Multiple interactions between immune and profibrogenic cells. The progression of hepatic stellate cells (HSCs) from the quiescent to activated, to myofibroblasts, and eventually apoptosis is greatly influenced by paracrine signals from infiltrating blood monocytes which become tissue macrophages. At the initiation of injury, these tissue macrophages provide activation and proliferation signals, and during the resolution phase they provide apoptotic and reversion signals, but also actively digest and remove excess extracellular matrix. Additionally, innate (natural killer) and adaptive (Th1, Th2, and Th17) immune cells provide signals that can increase or decrease macrophage mediated fibrogenesis. Indirect cytokine production is shown in brackets. IL, interleukin; PDGF, platelet-derived growth factor; TGF, transforming growth factor.

Fig. 2

Multicellular context of fibrogenesis and fibrolysis: The postulated major cellular functional units and secreted factors that should be addressed in their complexity when designing effective antifibrotic strategies. (A) Vascular and (B) biliary unit. Profibrogenic targets are underlined, in contrast to putative fibrolysis-inducing targets in italics and red. Profibrogenic targets are underlined, in contrast to putative fibrolysis-inducing targets in italics. Modified from Schuppan and Kim.
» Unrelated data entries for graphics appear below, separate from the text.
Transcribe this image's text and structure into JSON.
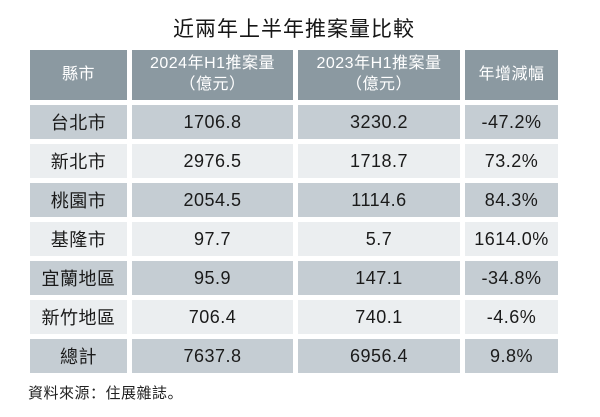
{
  "title": "近兩年上半年推案量比較",
  "source_note": "資料來源：住展雜誌。",
  "colors": {
    "header_bg": "#8B99A1",
    "header_text": "#FFFFFF",
    "row_dark": "#C5CDD3",
    "row_light": "#EBEEF0",
    "cell_text": "#1A1A1A",
    "title_text": "#161616"
  },
  "table": {
    "headers": [
      {
        "line1": "縣市",
        "line2": ""
      },
      {
        "line1": "2024年H1推案量",
        "line2": "（億元）"
      },
      {
        "line1": "2023年H1推案量",
        "line2": "（億元）"
      },
      {
        "line1": "年增減幅",
        "line2": ""
      }
    ],
    "rows": [
      {
        "region": "台北市",
        "v2024": "1706.8",
        "v2023": "3230.2",
        "yoy": "-47.2%"
      },
      {
        "region": "新北市",
        "v2024": "2976.5",
        "v2023": "1718.7",
        "yoy": "73.2%"
      },
      {
        "region": "桃園市",
        "v2024": "2054.5",
        "v2023": "1114.6",
        "yoy": "84.3%"
      },
      {
        "region": "基隆市",
        "v2024": "97.7",
        "v2023": "5.7",
        "yoy": "1614.0%"
      },
      {
        "region": "宜蘭地區",
        "v2024": "95.9",
        "v2023": "147.1",
        "yoy": "-34.8%"
      },
      {
        "region": "新竹地區",
        "v2024": "706.4",
        "v2023": "740.1",
        "yoy": "-4.6%"
      },
      {
        "region": "總計",
        "v2024": "7637.8",
        "v2023": "6956.4",
        "yoy": "9.8%"
      }
    ]
  },
  "chart_data": {
    "type": "table",
    "title": "近兩年上半年推案量比較",
    "columns": [
      "縣市",
      "2024年H1推案量（億元）",
      "2023年H1推案量（億元）",
      "年增減幅"
    ],
    "rows": [
      [
        "台北市",
        1706.8,
        3230.2,
        "-47.2%"
      ],
      [
        "新北市",
        2976.5,
        1718.7,
        "73.2%"
      ],
      [
        "桃園市",
        2054.5,
        1114.6,
        "84.3%"
      ],
      [
        "基隆市",
        97.7,
        5.7,
        "1614.0%"
      ],
      [
        "宜蘭地區",
        95.9,
        147.1,
        "-34.8%"
      ],
      [
        "新竹地區",
        706.4,
        740.1,
        "-4.6%"
      ],
      [
        "總計",
        7637.8,
        6956.4,
        "9.8%"
      ]
    ],
    "source": "資料來源：住展雜誌。"
  }
}
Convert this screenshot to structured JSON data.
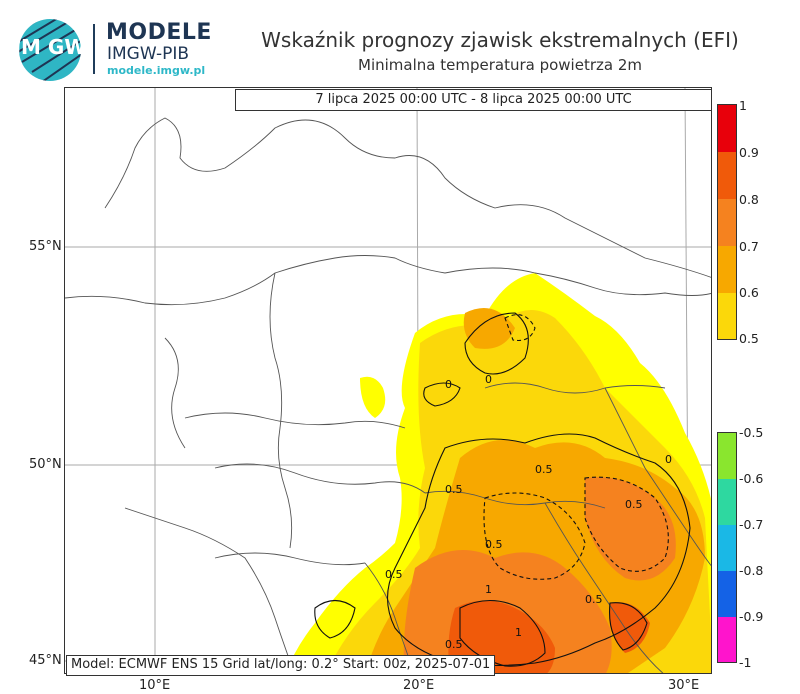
{
  "brand": {
    "logo_icon": "imgw-logo-icon",
    "logo_text": "IM GW",
    "name": "MODELE",
    "subname": "IMGW-PIB",
    "url": "modele.imgw.pl"
  },
  "title": "Wskaźnik prognozy zjawisk ekstremalnych (EFI)",
  "subtitle": "Minimalna temperatura powietrza 2m",
  "period": "7 lipca 2025 00:00 UTC - 8 lipca 2025 00:00 UTC",
  "footer": "Model: ECMWF  ENS 15  Grid lat/long: 0.2°  Start: 00z, 2025-07-01",
  "axes": {
    "lat_labels": [
      "55°N",
      "50°N",
      "45°N"
    ],
    "lon_labels": [
      "10°E",
      "20°E",
      "30°E"
    ]
  },
  "colorbar_positive": {
    "labels": [
      "1",
      "0.9",
      "0.8",
      "0.7",
      "0.6",
      "0.5"
    ],
    "colors": [
      "#e8000b",
      "#f05a0a",
      "#f5821f",
      "#f7a800",
      "#fbd80a",
      "#ffff00"
    ]
  },
  "colorbar_negative": {
    "labels": [
      "-0.5",
      "-0.6",
      "-0.7",
      "-0.8",
      "-0.9",
      "-1"
    ],
    "colors": [
      "#8ae62e",
      "#2ed8a0",
      "#1ab8e6",
      "#1462e6",
      "#ff14cc"
    ]
  },
  "contour_labels": [
    "0",
    "0.5",
    "1"
  ],
  "colors": {
    "land_border": "#555555",
    "grid": "#999999",
    "contour": "#111111"
  }
}
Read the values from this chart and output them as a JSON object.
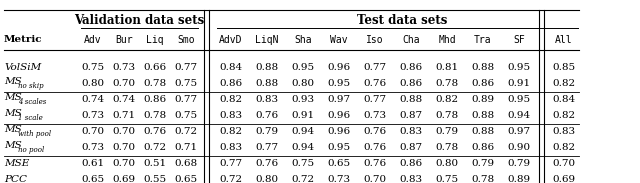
{
  "header_group1": "Validation data sets",
  "header_group2": "Test data sets",
  "col_headers": [
    "Metric",
    "Adv",
    "Bur",
    "Liq",
    "Smo",
    "AdvD",
    "LiqN",
    "Sha",
    "Wav",
    "Iso",
    "Cha",
    "Mhd",
    "Tra",
    "SF",
    "All"
  ],
  "rows": [
    {
      "metric": "VolSiM",
      "sub_text": "",
      "values": [
        "0.75",
        "0.73",
        "0.66",
        "0.77",
        "0.84",
        "0.88",
        "0.95",
        "0.96",
        "0.77",
        "0.86",
        "0.81",
        "0.88",
        "0.95",
        "0.85"
      ]
    },
    {
      "metric": "MS",
      "sub_text": "no skip",
      "values": [
        "0.80",
        "0.70",
        "0.78",
        "0.75",
        "0.86",
        "0.88",
        "0.80",
        "0.95",
        "0.76",
        "0.86",
        "0.78",
        "0.86",
        "0.91",
        "0.82"
      ]
    },
    {
      "metric": "MS",
      "sub_text": "4 scales",
      "values": [
        "0.74",
        "0.74",
        "0.86",
        "0.77",
        "0.82",
        "0.83",
        "0.93",
        "0.97",
        "0.77",
        "0.88",
        "0.82",
        "0.89",
        "0.95",
        "0.84"
      ]
    },
    {
      "metric": "MS",
      "sub_text": "1 scale",
      "values": [
        "0.73",
        "0.71",
        "0.78",
        "0.75",
        "0.83",
        "0.76",
        "0.91",
        "0.96",
        "0.73",
        "0.87",
        "0.78",
        "0.88",
        "0.94",
        "0.82"
      ]
    },
    {
      "metric": "MS",
      "sub_text": "with pool",
      "values": [
        "0.70",
        "0.70",
        "0.76",
        "0.72",
        "0.82",
        "0.79",
        "0.94",
        "0.96",
        "0.76",
        "0.83",
        "0.79",
        "0.88",
        "0.97",
        "0.83"
      ]
    },
    {
      "metric": "MS",
      "sub_text": "no pool",
      "values": [
        "0.73",
        "0.70",
        "0.72",
        "0.71",
        "0.83",
        "0.77",
        "0.94",
        "0.95",
        "0.76",
        "0.87",
        "0.78",
        "0.86",
        "0.90",
        "0.82"
      ]
    },
    {
      "metric": "MSE",
      "sub_text": "",
      "values": [
        "0.61",
        "0.70",
        "0.51",
        "0.68",
        "0.77",
        "0.76",
        "0.75",
        "0.65",
        "0.76",
        "0.86",
        "0.80",
        "0.79",
        "0.79",
        "0.70"
      ]
    },
    {
      "metric": "PCC",
      "sub_text": "",
      "values": [
        "0.65",
        "0.69",
        "0.55",
        "0.65",
        "0.72",
        "0.80",
        "0.72",
        "0.73",
        "0.70",
        "0.83",
        "0.75",
        "0.78",
        "0.89",
        "0.69"
      ]
    }
  ],
  "dividers_after_rows": [
    1,
    3,
    5
  ],
  "figsize": [
    6.4,
    1.83
  ],
  "dpi": 100
}
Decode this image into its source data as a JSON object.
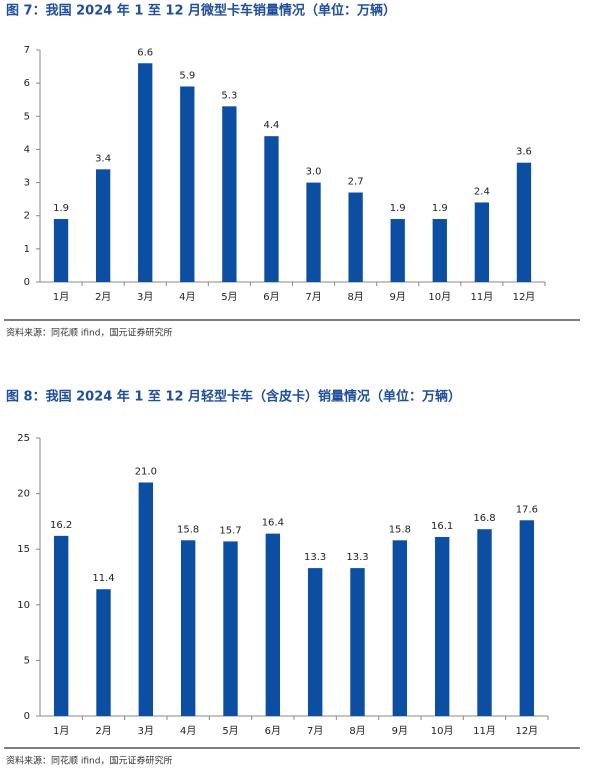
{
  "chart_data": [
    {
      "type": "bar",
      "title": "图 7：我国 2024 年 1 至 12 月微型卡车销量情况（单位：万辆）",
      "categories": [
        "1月",
        "2月",
        "3月",
        "4月",
        "5月",
        "6月",
        "7月",
        "8月",
        "9月",
        "10月",
        "11月",
        "12月"
      ],
      "values": [
        1.9,
        3.4,
        6.6,
        5.9,
        5.3,
        4.4,
        3.0,
        2.7,
        1.9,
        1.9,
        2.4,
        3.6
      ],
      "value_labels": [
        "1.9",
        "3.4",
        "6.6",
        "5.9",
        "5.3",
        "4.4",
        "3.0",
        "2.7",
        "1.9",
        "1.9",
        "2.4",
        "3.6"
      ],
      "color": "#0b4ea2",
      "ylim": [
        0,
        7
      ],
      "yticks": [
        0,
        1,
        2,
        3,
        4,
        5,
        6,
        7
      ],
      "source": "资料来源：同花顺 ifind，国元证券研究所"
    },
    {
      "type": "bar",
      "title": "图 8：我国 2024 年 1 至 12 月轻型卡车（含皮卡）销量情况（单位：万辆）",
      "categories": [
        "1月",
        "2月",
        "3月",
        "4月",
        "5月",
        "6月",
        "7月",
        "8月",
        "9月",
        "10月",
        "11月",
        "12月"
      ],
      "values": [
        16.2,
        11.4,
        21.0,
        15.8,
        15.7,
        16.4,
        13.3,
        13.3,
        15.8,
        16.1,
        16.8,
        17.6
      ],
      "value_labels": [
        "16.2",
        "11.4",
        "21.0",
        "15.8",
        "15.7",
        "16.4",
        "13.3",
        "13.3",
        "15.8",
        "16.1",
        "16.8",
        "17.6"
      ],
      "color": "#0b4ea2",
      "ylim": [
        0,
        25
      ],
      "yticks": [
        0,
        5,
        10,
        15,
        20,
        25
      ],
      "source": "资料来源：同花顺 ifind，国元证券研究所"
    }
  ]
}
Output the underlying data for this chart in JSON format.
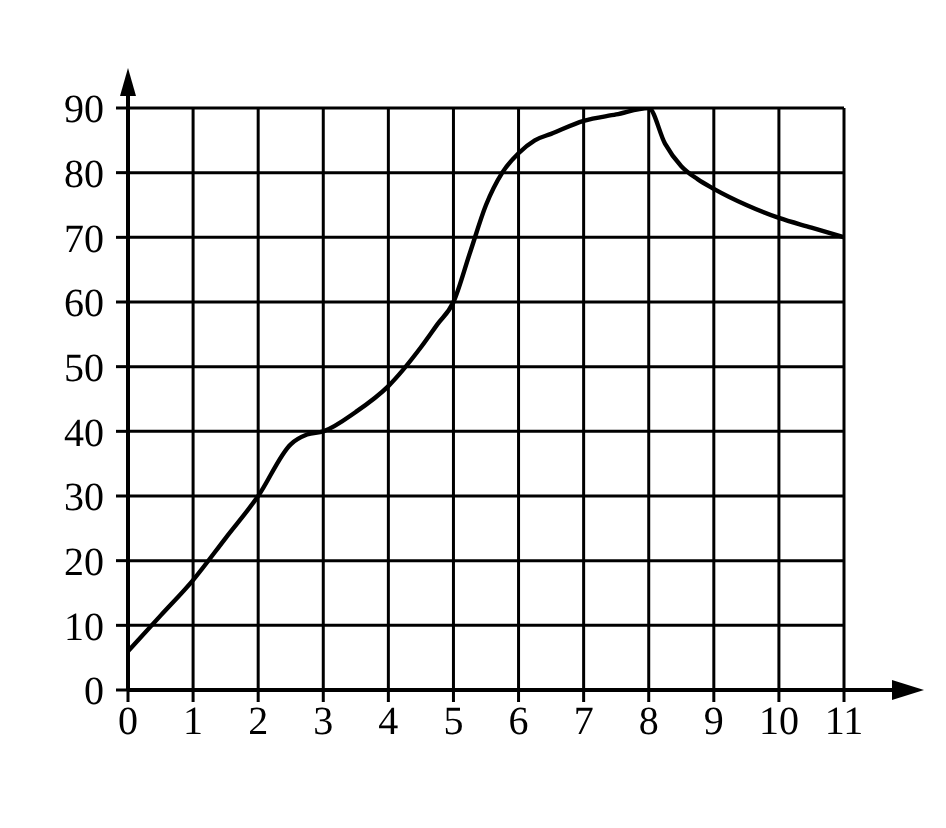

Baso, basophil; CCL, CC chemokine ligand; CTGF, connective tissue growth factor; CXCL, CXC chemokine ligand; ET-1, endothelin-1; HGF, hepatocyte growth factor; IFN, interferon; IGF, insulin-like growth factor; IL, interleukin; MMP, matrix metalloproteinase; NO, nitric oxide; PDGF-BB, platelet-derived growth factor with two subunits B (in parenthesis because a recent study indicates that most if not all PDGF-BB in liver fibrosis derives from activated platelets; PMN, polymorphonuclear neutrophil; ROS, reactive oxygen species; TNFα, tumor necrosis factor α; Shh, sonic hedgehog; TGFβ1, transforming growth factor β1; Th, T helper cell; TIMP, tissue inhibitor of metalloproteinases; TRAIL, TNF-related apoptosis-inducing ligand; Treg, regulatory T cell.